Hasil itu tentu biki target Ginting meleset. Awalnya, dia bertekad berburu poin BWF agar bisa mendongkrak ranking BWF.
Justru peringkat dunia miliknya kian merosot hingga perlahan disalip oleh junior-juniornya.
Grafiknya mulai dari awal tahun 2025 berada di peringkat 9 dunia, bulan Juli menurun hingga ranking 50 dunia. Sampai paling pelik peringkat Ginting sempat terjun hingga posisi 88 dunia.
Sampai per 23 Desember 2025, ranking BWF milik Ginting saat ini di sektor tunggal putra berada di posisi 58 dunia.
Ginting Cedera Lagi
Akhir musim 2025 Ginting banyak memutuskan mundur dari turnamen BWF World Tour gegara cedera.
Beda lagi dengan cedera yang ia alami pada awal musim 2025, kini Ginting mengalami masalah dengan pinggangnya.
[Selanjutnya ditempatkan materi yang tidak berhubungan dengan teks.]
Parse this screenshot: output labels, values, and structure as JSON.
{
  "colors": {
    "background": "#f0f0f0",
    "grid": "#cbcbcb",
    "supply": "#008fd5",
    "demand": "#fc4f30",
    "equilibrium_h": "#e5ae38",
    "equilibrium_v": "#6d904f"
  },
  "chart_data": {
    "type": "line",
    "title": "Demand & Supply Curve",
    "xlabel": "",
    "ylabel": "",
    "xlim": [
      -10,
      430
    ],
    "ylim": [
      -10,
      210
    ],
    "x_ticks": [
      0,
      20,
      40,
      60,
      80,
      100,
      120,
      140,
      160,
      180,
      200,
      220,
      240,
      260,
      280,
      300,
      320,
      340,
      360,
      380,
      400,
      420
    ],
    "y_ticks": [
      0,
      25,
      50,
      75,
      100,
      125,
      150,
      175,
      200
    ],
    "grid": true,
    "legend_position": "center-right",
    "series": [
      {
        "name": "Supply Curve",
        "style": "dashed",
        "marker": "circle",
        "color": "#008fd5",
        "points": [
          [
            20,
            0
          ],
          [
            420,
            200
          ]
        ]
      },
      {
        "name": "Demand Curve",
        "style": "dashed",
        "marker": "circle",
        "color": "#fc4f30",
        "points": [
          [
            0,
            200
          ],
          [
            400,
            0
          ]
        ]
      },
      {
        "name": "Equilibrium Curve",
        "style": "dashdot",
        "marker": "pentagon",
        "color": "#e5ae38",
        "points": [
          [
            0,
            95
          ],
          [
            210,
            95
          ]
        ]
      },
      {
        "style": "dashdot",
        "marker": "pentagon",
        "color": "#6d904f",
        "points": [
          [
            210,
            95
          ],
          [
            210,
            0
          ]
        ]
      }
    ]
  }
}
Sembari memulihkan kondisi pinggangnya, dia juga baru saja menemani istrinya melahirkan anak pertamanya.
Walhasil dua edisi beruntun Ginting tak bisa bersaing untuk lolos BWF World Tour Finals imbas minimnya jumlah turnamen dan poin BWF.
Terbaru, belum ada update dari PBSI terkait kondisi Ginting setelah dikabarkan mengalami masalah dengan pinggangnya.
Tanda Tanya Comeback Ginting
Dengan rentetan permasalahan yang ada, comeback Ginting di BWF World Tour 2026 masih jadi tanda tanya.
Bagaimana tidak, dengan peringkat dunia yang sudah terlempar dari 50 besar, Ginting kesulitan main di turnamen super 500 ke atas.